Ernst & Young Perth managing partner Michael Anghie reiterated the point about quality opportunities.

“There is a lot of capital out there ready to be put to work but it is fussy,” Mr Anghie said.

“Just because you are in mining services doesn’t mean you are in the right area for long-term capital.”


One of the big issues, which floated around the table, was the changing perceptions of Chinese involvement in Australian companies – both from the investor and investee position.

Mr Ashforth said the boom-time investment approach from the Chinese had disappeared, partly based on experience with doing business in Australia and partly based on the political climate in the Middle Kingdom, where a once-in-a-decade leadership change has made state company leaders risk averse.

Chinese companies had burned significant capital in a number of projects, notably the Sino Iron development at Cape Preston, and had also been spurned as investors in areas such as Mid West infrastructure. 

“They are no longer the fairy godmother,” he said. “There has been a definite shift to a more disciplined approach to investing.

“The Chinese have spent billions and billions of dollars not just here but in Africa where they are finding it harder to do things than they originally thought.”

A number of corporate finance players suggested this was not just as a result of poor investment outcomes but also wariness at changing rules of engagement, which made Australia a less certain destination for Chinese capital.

Azure Capital director Simon Price said everyone in the market had noted the changes of policy emanating from the Foreign Investment Review Board.

Chinese deals are particularly sensitive to FIRB rulings because state-owned foreign enterprises have an even greater level of scrutiny applied to them.

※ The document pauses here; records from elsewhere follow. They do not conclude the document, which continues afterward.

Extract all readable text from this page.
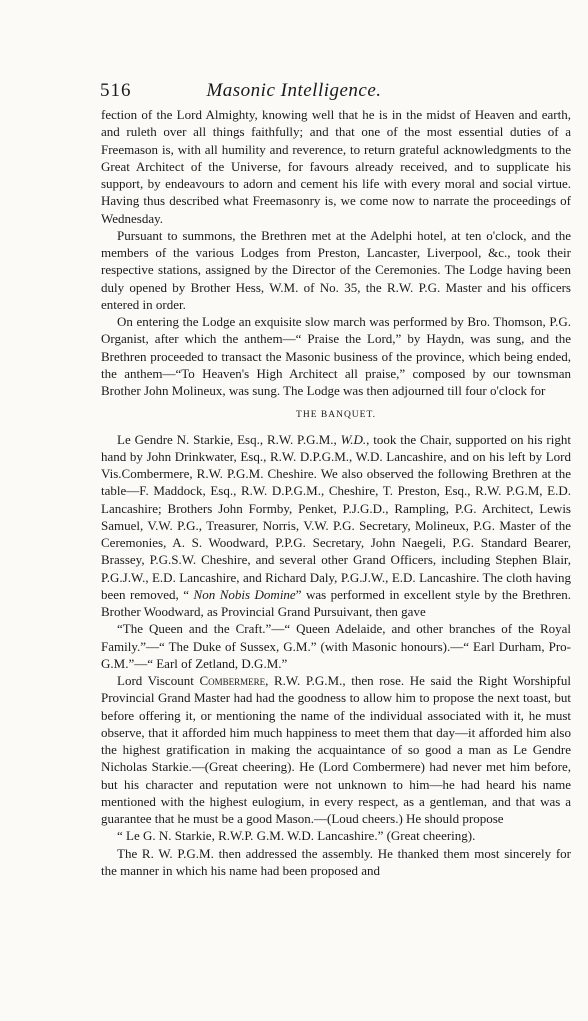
516	Masonic Intelligence.

fection of the Lord Almighty, knowing well that he is in the midst of Heaven and earth, and ruleth over all things faithfully; and that one of the most essential duties of a Freemason is, with all humility and reverence, to return grateful acknowledgments to the Great Architect of the Universe, for favours already received, and to supplicate his support, by endeavours to adorn and cement his life with every moral and social virtue. Having thus described what Freemasonry is, we come now to narrate the proceedings of Wednesday.

Pursuant to summons, the Brethren met at the Adelphi hotel, at ten o'clock, and the members of the various Lodges from Preston, Lancaster, Liverpool, &c., took their respective stations, assigned by the Director of the Ceremonies. The Lodge having been duly opened by Brother Hess, W.M. of No. 35, the R.W. P.G. Master and his officers entered in order.

On entering the Lodge an exquisite slow march was performed by Bro. Thomson, P.G. Organist, after which the anthem—“ Praise the Lord,” by Haydn, was sung, and the Brethren proceeded to transact the Masonic business of the province, which being ended, the anthem—“To Heaven's High Architect all praise,” composed by our townsman Brother John Molineux, was sung. The Lodge was then adjourned till four o'clock for

THE BANQUET.

Le Gendre N. Starkie, Esq., R.W. P.G.M., W.D., took the Chair, supported on his right hand by John Drinkwater, Esq., R.W. D.P.G.M., W.D. Lancashire, and on his left by Lord Vis.Combermere, R.W. P.G.M. Cheshire. We also observed the following Brethren at the table—F. Maddock, Esq., R.W. D.P.G.M., Cheshire, T. Preston, Esq., R.W. P.G.M, E.D. Lancashire; Brothers John Formby, Penket, P.J.G.D., Rampling, P.G. Architect, Lewis Samuel, V.W. P.G., Treasurer, Norris, V.W. P.G. Secretary, Molineux, P.G. Master of the Ceremonies, A. S. Woodward, P.P.G. Secretary, John Naegeli, P.G. Standard Bearer, Brassey, P.G.S.W. Cheshire, and several other Grand Officers, including Stephen Blair, P.G.J.W., E.D. Lancashire, and Richard Daly, P.G.J.W., E.D. Lancashire. The cloth having been removed, “ Non Nobis Domine” was performed in excellent style by the Brethren. Brother Woodward, as Provincial Grand Pursuivant, then gave

“The Queen and the Craft.”—“ Queen Adelaide, and other branches of the Royal Family.”—“ The Duke of Sussex, G.M.” (with Masonic honours).—“ Earl Durham, Pro-G.M.”—“ Earl of Zetland, D.G.M.”

Lord Viscount Combermere, R.W. P.G.M., then rose. He said the Right Worshipful Provincial Grand Master had had the goodness to allow him to propose the next toast, but before offering it, or mentioning the name of the individual associated with it, he must observe, that it afforded him much happiness to meet them that day—it afforded him also the highest gratification in making the acquaintance of so good a man as Le Gendre Nicholas Starkie.—(Great cheering). He (Lord Combermere) had never met him before, but his character and reputation were not unknown to him—he had heard his name mentioned with the highest eulogium, in every respect, as a gentleman, and that was a guarantee that he must be a good Mason.—(Loud cheers.) He should propose

“ Le G. N. Starkie, R.W.P. G.M. W.D. Lancashire.” (Great cheering).

The R. W. P.G.M. then addressed the assembly. He thanked them most sincerely for the manner in which his name had been proposed and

FIRB’s changing, and typically tightening, position on Chinese investment was viewed as a contrast to rival markets in Africa, which had put out the welcome mat.

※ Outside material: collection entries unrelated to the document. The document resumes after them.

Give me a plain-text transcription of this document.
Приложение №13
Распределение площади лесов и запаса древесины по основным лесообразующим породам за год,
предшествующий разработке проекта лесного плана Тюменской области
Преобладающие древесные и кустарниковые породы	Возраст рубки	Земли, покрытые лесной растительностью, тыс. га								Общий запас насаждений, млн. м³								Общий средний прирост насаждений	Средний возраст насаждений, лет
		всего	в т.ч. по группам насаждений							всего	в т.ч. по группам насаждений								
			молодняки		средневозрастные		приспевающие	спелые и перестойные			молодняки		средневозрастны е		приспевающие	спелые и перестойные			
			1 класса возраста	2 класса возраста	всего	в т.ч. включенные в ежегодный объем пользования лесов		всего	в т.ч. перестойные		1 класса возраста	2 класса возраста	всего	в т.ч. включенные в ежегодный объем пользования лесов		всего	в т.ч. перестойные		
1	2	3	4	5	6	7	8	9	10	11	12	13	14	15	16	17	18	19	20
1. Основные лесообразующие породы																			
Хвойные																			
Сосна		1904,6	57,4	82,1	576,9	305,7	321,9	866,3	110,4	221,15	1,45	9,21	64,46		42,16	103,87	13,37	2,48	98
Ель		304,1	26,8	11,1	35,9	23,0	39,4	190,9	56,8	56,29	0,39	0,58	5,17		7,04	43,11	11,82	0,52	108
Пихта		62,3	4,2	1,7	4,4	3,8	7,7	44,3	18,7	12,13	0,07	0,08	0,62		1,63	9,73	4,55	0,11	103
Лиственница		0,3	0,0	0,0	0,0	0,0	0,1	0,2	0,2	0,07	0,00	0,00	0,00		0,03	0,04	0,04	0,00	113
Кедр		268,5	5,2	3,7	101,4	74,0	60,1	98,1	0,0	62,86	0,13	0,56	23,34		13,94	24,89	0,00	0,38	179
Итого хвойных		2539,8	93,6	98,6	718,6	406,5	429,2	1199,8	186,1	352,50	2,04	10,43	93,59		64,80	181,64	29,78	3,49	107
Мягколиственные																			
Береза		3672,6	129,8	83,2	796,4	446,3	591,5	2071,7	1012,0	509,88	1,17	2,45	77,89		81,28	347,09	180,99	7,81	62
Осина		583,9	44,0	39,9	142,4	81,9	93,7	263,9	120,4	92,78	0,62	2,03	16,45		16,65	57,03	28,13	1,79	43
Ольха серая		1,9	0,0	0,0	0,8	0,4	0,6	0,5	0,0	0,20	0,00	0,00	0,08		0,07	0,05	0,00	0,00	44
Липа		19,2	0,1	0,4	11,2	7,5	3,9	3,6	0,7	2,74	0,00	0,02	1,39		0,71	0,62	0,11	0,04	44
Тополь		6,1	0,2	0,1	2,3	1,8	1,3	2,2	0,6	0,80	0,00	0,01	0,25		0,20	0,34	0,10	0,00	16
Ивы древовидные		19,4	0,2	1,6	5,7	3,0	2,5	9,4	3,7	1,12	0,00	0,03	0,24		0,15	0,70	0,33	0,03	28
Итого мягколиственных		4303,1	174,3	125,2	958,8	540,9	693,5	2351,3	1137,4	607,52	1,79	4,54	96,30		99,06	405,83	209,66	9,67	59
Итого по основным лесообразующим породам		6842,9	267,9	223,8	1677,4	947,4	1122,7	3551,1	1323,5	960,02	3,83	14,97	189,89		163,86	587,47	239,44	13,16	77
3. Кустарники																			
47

“It sends a signal that we are not bending over backwards to attract their money,” Mr Price said.

“I think there might be a perception that barriers are being erected whereas in other places they are being removed.”

Mr Egerton-Warburton said the mining tax was one of the reasons that Chinese investment into Australia had stalled.

“If you are choosing between countries, the mining tax is a good reason to go, for instance, to Zambia,” he said.

Mr Constantine suggested that certain taxes were simply part of a bigger picture.

“Is it the mining tax itself, or the prospect of another change in policy that does your head in?”

But the corporate finance sector did not suggest that the issues around China were a one-way street.

There had been considerable consternation about the way Chinese investors wielded power behind the scenes and there had been negative experiences in the market about the way the Asian powerhouse’s investment companies operated as strategic stakeholders.

“There is a difference between wanting a Chinese company to take you out versus wanting a Chinese company on your register,” Gilbert + Tobin partner Marcello Cardaci said.

“That is a big difference now.

“Before there was desperation in the GFC; now if you have alternatives you may not want the headache of dealing with that particular foreign investor.”

Debt finance

Mr Anghie pointed out that foreign investment was not exclusively equity and that debt funding had played a big role. That had now diminished due to the tightening of the global banking sector.

“A lot of foreign investment that occurred into risky projects would not happen in today’s market,” he said.

“A lot of what we saw was debt funded and today they would not be able to get the debt to fund those projects.

“Some of those projects, particularly Indian-based projects, are not going to be able to get the capital to actually execute the plan they went into the investment on.”

On the local debt-funding scene, Commonwealth Bank head of corporate acquisition and advisory WA Steve Dorlandt said that, like equity market investors, banks had money available but had retreated to the quality end of the market.

“It is not the boom cycle anymore,” Mr Dorlandt said.

“We are unlikely to see those (again) in our lifetime. We are doing true leveraged finance.

“Like a private equity firm, like any investors, you are doing it for the right reasons.”